6. Omdat de voorzieningenrechter van oordeel is dat de belangen van verweerder bij de sluiting op dit moment zwaarder wegen dan de belangen van verzoeker, wijst de voorzieningenrechter het verzoek af. Dat betekent dat verweerder de sluiting niet hoeft op te heffen tijdens de bezwaarprocedure.
7. Omdat de voorzieningenrechter het verzoek niet toewijst, heeft verzoeker geen recht op een vergoeding van het griffierecht.

Beslissing

De voorzieningenrechter wijst het verzoek om voorlopige voorziening af.
Deze uitspraak is gedaan door mr. C.W.M. Giesen, voorzieningenrechter, in aanwezigheid van mr.
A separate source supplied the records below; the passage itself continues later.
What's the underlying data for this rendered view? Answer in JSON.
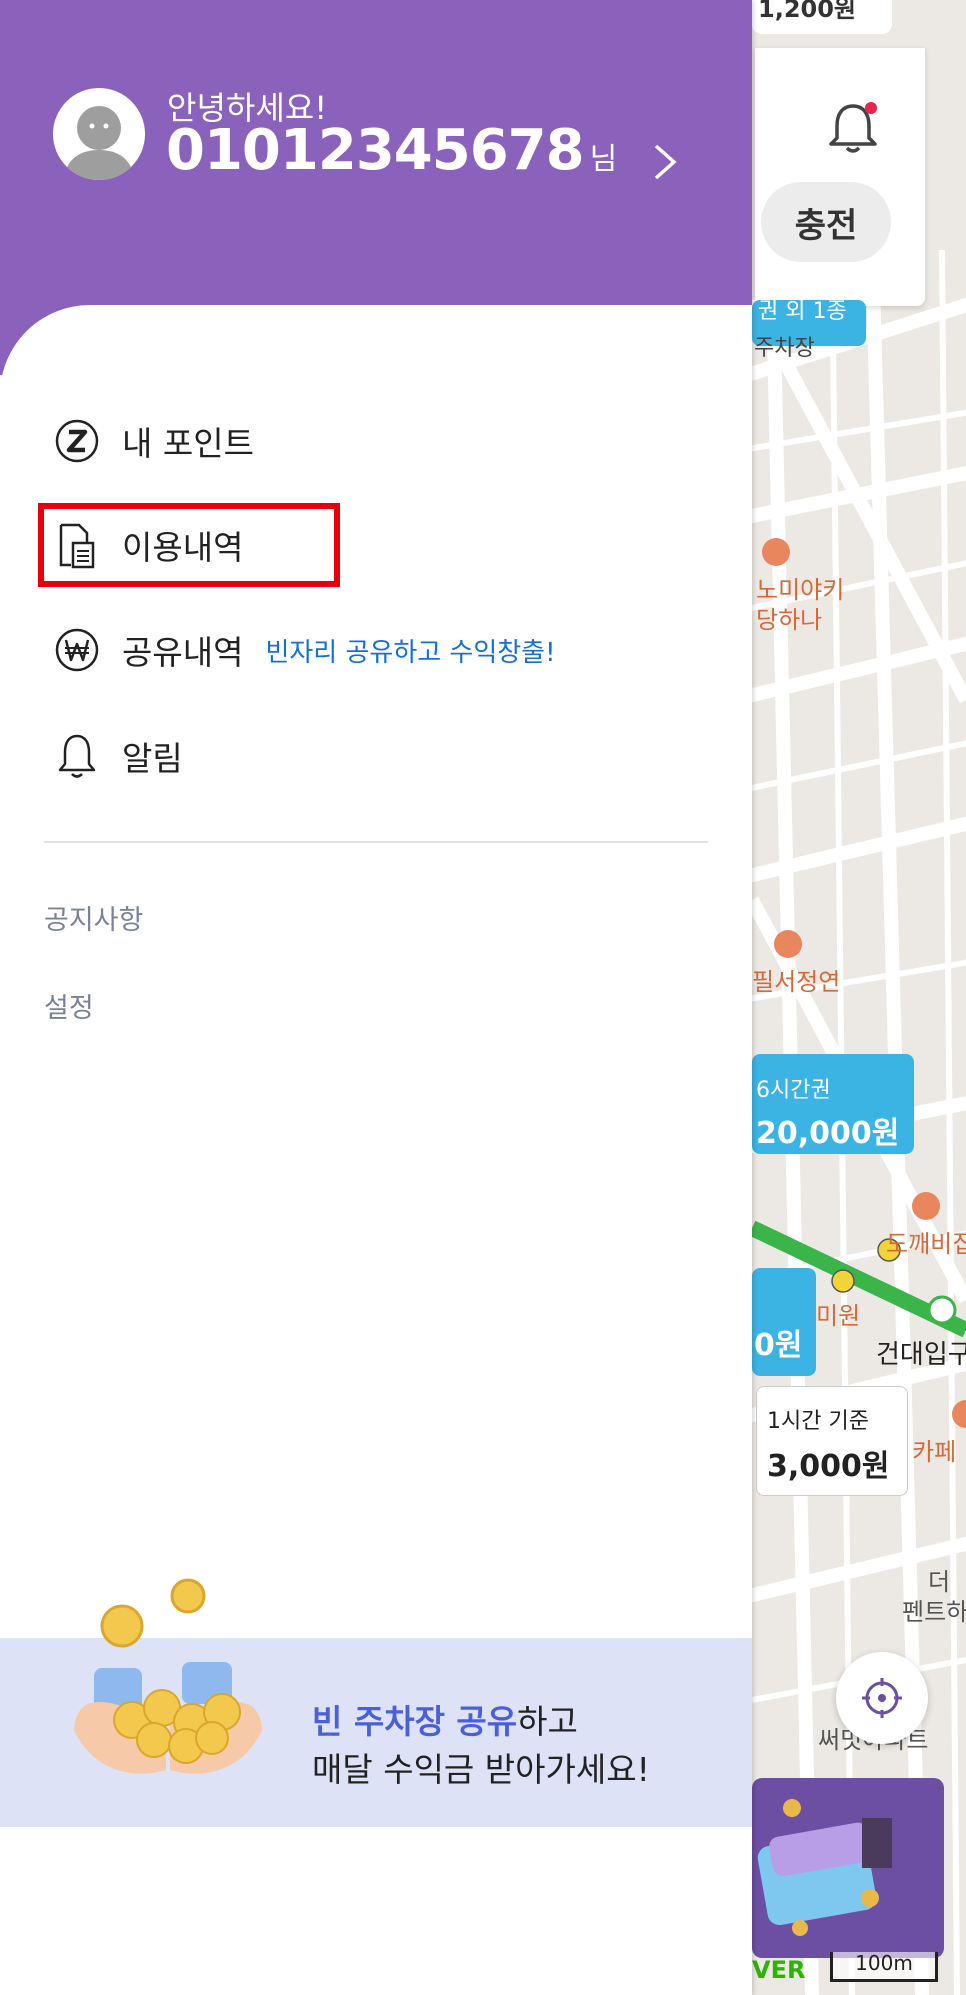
{
  "profile": {
    "greeting": "안녕하세요!",
    "phone": "01012345678",
    "honorific": "님"
  },
  "menu": {
    "points": "내 포인트",
    "usage_history": "이용내역",
    "share_history": "공유내역",
    "share_promo": "빈자리 공유하고 수익창출!",
    "notifications": "알림"
  },
  "sub_menu": {
    "notices": "공지사항",
    "settings": "설정"
  },
  "banner": {
    "highlight": "빈 주차장 공유",
    "line1_rest": "하고",
    "line2": "매달 수익금 받아가세요!"
  },
  "map": {
    "charge_button": "충전",
    "top_price": "1,200원",
    "top_tag_line1": "권 외 1종",
    "top_tag_line2": "주차장",
    "poi_1a": "노미야키",
    "poi_1b": "당하나",
    "poi_2": "필서정연",
    "tag_6h_label": "6시간권",
    "tag_6h_price": "20,000원",
    "tag_left_price": "0원",
    "poi_3": "도깨비집",
    "poi_4": "미원",
    "station": "건대입구",
    "tag_1h_label": "1시간 기준",
    "tag_1h_price": "3,000원",
    "poi_5": "카페",
    "poi_6a": "더",
    "poi_6b": "펜트하",
    "poi_7": "써밋아파트",
    "naver": "VER",
    "scale": "100m"
  },
  "colors": {
    "header": "#8b62bb",
    "promo_text": "#1570d6",
    "highlight_border": "#e8000b",
    "banner_bg": "#dde2f7",
    "banner_accent": "#4a60d8",
    "map_tag": "#3bb4e4"
  }
}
C.C.H. Hersbach, griffier. De beslissing is in het openbaar uitgesproken op 3 april 2020.
griffier voorzieningenrechter
Afschrift verzonden aan partijen op:

Rechtsmiddel

Tegen deze uitspraak staat geen rechtsmiddel open.

Voetnoten

1.Artikel 2:30, eerste lid, onder d en e, van de Algemene Plaatselijke Verordening Diemen 2015, artikel 125 van de Gemeentewet en artikel 5:28 van de Algemene wet bestuursrecht.